|Berkhamsted Town Hall|
|Location||High Street, Berkhamsted|
|Architect||Edward Buckton Lamb|
|Architectural style(s)||Gothic Revival style|
|Designated||8 November 1972|
The current building was commissioned to replace a 16th century town hall in Church Lane which still stands and is now known as the "Court House". It was also intended to replace a Tudor market hall which had been located further east along the High Street and which had burnt down in 1854. Lady Marian Alford was closely involved in the initiative to establish the new town hall and a site was selected for the new building which had previously been occupied by the offices and stables of a firm of London carriers.
The new building, which was designed by Edward Buckton Lamb in the Gothic Revival style was financed by public subscription and completed in 1859. A substantial contribution to the cost was made by John Egerton-Cust, 2nd Earl Brownlow. The design involved a market hall on the ground floor, and a large assembly hall and rooms for the Mechanics' Institute on the first floor. The first floor featured, on the left, an octagonal turret with lancet windows and a spire, in the centre, a set of three two-light windows with a gable above and, on the right, a three-light ogee-shaped oriel window with tracery and a gable above. A projecting clock was erected on the outside of the building, in memory of Thomas Read, a former town surveyor, in 1897.

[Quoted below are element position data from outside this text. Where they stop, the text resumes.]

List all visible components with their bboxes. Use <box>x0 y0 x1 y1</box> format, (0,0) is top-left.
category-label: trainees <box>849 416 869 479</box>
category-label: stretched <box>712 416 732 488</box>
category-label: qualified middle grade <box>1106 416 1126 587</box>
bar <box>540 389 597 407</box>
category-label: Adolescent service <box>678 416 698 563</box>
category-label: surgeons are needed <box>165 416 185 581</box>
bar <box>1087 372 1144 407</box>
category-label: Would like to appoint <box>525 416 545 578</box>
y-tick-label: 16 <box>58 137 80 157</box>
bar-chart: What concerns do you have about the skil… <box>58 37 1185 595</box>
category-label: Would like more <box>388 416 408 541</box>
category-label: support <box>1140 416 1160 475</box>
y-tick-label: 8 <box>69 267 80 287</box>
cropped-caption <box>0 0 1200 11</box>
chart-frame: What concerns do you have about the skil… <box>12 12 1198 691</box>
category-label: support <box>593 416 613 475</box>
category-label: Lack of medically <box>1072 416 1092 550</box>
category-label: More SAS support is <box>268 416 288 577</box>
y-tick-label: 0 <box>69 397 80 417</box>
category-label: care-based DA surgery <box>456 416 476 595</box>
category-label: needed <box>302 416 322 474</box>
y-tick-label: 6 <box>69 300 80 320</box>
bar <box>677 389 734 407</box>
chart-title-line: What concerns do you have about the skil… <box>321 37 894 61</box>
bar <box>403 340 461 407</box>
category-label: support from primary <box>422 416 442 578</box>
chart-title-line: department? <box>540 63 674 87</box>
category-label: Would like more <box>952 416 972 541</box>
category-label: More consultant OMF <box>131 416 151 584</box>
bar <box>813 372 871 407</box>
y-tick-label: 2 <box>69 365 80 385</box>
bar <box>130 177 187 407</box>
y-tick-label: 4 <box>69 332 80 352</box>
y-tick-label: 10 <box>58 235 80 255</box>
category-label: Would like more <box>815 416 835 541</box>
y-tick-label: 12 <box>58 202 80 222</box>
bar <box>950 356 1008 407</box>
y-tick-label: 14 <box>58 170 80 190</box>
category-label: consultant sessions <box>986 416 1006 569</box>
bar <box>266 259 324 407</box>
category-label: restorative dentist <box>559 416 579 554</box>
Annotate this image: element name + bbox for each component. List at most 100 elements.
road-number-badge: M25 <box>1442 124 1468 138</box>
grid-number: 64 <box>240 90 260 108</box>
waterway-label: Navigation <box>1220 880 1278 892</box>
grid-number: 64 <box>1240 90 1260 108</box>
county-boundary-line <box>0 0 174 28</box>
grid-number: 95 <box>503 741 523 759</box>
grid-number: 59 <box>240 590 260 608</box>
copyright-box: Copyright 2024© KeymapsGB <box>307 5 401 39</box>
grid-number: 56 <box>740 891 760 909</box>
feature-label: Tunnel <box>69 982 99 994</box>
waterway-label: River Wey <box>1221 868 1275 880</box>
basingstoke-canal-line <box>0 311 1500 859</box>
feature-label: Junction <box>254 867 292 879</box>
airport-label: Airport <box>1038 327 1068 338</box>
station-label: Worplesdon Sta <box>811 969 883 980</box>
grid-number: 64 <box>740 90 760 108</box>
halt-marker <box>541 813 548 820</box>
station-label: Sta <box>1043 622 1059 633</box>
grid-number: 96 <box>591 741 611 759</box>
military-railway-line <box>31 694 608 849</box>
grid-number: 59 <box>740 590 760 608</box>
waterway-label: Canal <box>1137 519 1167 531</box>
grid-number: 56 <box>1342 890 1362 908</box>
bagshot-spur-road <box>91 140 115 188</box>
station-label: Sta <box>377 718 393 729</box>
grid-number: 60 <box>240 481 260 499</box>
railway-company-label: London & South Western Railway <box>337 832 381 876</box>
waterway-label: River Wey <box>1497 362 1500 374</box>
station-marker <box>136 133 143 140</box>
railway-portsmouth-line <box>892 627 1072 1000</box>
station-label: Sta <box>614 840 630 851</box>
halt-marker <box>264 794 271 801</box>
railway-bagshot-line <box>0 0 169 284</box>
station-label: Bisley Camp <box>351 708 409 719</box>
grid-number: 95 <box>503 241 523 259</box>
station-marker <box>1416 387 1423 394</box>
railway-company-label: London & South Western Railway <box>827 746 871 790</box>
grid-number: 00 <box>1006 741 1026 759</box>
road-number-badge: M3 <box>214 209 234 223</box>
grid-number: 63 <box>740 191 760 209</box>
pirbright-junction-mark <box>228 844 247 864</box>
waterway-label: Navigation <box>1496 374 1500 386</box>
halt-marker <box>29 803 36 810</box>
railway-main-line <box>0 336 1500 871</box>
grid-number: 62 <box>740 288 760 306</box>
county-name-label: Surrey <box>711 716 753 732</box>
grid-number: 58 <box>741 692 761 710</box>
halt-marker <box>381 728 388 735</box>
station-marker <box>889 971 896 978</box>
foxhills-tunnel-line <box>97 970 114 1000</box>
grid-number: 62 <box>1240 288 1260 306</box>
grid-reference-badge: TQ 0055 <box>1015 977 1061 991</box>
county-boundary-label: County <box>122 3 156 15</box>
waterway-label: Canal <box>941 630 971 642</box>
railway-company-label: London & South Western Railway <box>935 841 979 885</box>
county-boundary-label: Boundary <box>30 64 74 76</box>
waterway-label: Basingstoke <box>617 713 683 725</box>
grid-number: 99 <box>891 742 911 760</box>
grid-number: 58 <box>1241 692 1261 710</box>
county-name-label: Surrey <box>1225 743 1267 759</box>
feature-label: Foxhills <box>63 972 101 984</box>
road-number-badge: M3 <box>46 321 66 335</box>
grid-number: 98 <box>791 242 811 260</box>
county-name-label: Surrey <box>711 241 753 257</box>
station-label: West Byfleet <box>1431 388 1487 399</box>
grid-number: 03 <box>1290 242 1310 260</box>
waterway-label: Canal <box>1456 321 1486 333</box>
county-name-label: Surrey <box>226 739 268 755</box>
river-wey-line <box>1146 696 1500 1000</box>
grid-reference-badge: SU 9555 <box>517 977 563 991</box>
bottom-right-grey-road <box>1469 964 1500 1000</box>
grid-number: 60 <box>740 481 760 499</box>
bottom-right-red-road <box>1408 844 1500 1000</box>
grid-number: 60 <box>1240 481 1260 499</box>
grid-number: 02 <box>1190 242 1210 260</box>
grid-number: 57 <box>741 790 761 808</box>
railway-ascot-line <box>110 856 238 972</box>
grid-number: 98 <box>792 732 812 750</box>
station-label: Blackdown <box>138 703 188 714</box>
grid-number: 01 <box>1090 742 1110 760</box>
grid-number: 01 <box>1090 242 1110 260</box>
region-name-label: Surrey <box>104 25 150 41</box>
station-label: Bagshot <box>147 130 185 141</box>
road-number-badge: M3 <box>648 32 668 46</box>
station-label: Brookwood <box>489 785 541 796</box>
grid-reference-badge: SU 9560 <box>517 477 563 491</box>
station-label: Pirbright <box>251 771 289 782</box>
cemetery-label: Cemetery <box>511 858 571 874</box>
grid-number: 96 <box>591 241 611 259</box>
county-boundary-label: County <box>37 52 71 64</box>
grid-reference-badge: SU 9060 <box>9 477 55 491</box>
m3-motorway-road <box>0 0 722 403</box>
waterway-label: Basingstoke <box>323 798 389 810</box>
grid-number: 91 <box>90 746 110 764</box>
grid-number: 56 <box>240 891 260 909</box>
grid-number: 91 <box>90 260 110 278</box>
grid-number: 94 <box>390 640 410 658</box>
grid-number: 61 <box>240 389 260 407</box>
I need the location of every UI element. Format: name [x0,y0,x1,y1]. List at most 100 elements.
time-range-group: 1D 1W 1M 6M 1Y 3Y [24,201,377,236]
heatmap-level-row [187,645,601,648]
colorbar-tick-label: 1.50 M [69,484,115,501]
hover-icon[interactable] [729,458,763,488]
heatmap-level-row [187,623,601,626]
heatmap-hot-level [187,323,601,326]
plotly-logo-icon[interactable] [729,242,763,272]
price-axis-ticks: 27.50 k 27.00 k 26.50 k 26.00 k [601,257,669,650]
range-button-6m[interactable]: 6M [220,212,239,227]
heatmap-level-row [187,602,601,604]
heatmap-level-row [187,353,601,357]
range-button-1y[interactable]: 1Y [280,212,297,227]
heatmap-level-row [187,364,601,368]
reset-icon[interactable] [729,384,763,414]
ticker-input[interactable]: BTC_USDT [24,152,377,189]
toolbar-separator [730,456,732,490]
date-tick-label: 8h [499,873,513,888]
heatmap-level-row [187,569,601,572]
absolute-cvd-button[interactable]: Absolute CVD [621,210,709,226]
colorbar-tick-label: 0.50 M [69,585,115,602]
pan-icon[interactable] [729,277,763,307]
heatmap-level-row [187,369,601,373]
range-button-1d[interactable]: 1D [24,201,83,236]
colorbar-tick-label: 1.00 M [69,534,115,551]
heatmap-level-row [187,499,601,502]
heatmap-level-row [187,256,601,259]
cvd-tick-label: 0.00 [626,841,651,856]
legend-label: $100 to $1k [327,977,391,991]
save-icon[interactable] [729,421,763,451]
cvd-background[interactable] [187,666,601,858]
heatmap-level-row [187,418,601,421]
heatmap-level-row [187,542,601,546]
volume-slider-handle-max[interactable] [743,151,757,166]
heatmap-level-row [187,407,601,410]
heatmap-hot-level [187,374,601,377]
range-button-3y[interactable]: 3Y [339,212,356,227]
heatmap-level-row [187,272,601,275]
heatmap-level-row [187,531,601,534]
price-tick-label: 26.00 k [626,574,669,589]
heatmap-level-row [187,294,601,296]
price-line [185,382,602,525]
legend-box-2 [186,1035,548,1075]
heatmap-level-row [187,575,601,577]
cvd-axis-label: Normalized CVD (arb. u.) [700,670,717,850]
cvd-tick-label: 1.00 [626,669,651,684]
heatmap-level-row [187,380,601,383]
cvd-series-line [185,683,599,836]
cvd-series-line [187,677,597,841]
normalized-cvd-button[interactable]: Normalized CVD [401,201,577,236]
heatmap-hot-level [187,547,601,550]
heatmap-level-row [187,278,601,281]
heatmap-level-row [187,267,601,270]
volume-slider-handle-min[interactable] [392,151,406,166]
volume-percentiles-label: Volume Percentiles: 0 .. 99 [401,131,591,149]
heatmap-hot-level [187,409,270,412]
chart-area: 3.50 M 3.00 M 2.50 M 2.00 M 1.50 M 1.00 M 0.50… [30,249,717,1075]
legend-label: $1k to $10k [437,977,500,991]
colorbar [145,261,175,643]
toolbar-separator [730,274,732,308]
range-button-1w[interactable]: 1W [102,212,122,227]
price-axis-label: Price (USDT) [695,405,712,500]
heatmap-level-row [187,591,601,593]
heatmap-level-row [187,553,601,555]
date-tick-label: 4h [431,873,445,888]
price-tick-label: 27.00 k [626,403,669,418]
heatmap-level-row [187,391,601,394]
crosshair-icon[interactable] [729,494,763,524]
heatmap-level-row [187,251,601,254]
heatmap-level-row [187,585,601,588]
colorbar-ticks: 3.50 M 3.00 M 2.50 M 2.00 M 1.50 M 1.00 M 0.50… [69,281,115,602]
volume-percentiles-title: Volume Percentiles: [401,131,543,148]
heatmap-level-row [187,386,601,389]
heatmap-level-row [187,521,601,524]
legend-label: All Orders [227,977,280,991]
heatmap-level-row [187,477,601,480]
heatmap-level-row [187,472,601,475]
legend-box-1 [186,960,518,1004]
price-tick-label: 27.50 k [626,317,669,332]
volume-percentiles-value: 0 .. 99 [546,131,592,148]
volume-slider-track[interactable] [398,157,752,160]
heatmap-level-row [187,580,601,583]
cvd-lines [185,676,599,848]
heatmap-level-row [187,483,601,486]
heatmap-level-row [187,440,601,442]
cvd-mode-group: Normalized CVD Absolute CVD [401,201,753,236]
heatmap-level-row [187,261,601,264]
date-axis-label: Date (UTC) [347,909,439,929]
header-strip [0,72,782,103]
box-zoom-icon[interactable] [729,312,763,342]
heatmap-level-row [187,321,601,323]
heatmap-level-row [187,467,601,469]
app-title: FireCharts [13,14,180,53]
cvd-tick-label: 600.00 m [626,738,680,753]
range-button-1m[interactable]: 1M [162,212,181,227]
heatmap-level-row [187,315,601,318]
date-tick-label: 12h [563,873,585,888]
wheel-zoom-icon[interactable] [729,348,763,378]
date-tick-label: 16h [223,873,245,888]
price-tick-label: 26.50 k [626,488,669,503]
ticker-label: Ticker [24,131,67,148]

The town hall served as the meeting place of Berkhamsted Parish Council until 1898, and the venue for hearings of the local magistrates' court until Berkhamsted Civic Centre was built on the south side of the High Street in 1938. During the Second World War the town experienced a surge in the size of the local population and town hall served as a British Restaurant providing meals for needy people, many of whom had been evacuated from London.
After the Second World War, the vacant building became derelict and, when Dacorum Borough Council was formed in Hemel Hempstead in 1974, the new council made proposals to demolish the building. These plans were stopped by a ten-year citizens' campaign, supported by local people Graham Greene, Richard Mabey and Antony Hopkins, during the late 1970s and early 1980s, which eventually ended at the High Court. The town hall was restored in the 1980s and the market hall on the ground floor was officially opened for commercial use as a shopping arcade by the actor, Bernard Miles, in December 1983. After the shopping arcade fell out of use, the market hall was converted for restaurant use in 1998, and after some years as "Cafe Uno" and then being re-branded as "Brasserie Chez Gérard" in 2007, it became "Carluccios" in 2012 and "the Copper House" in 2019.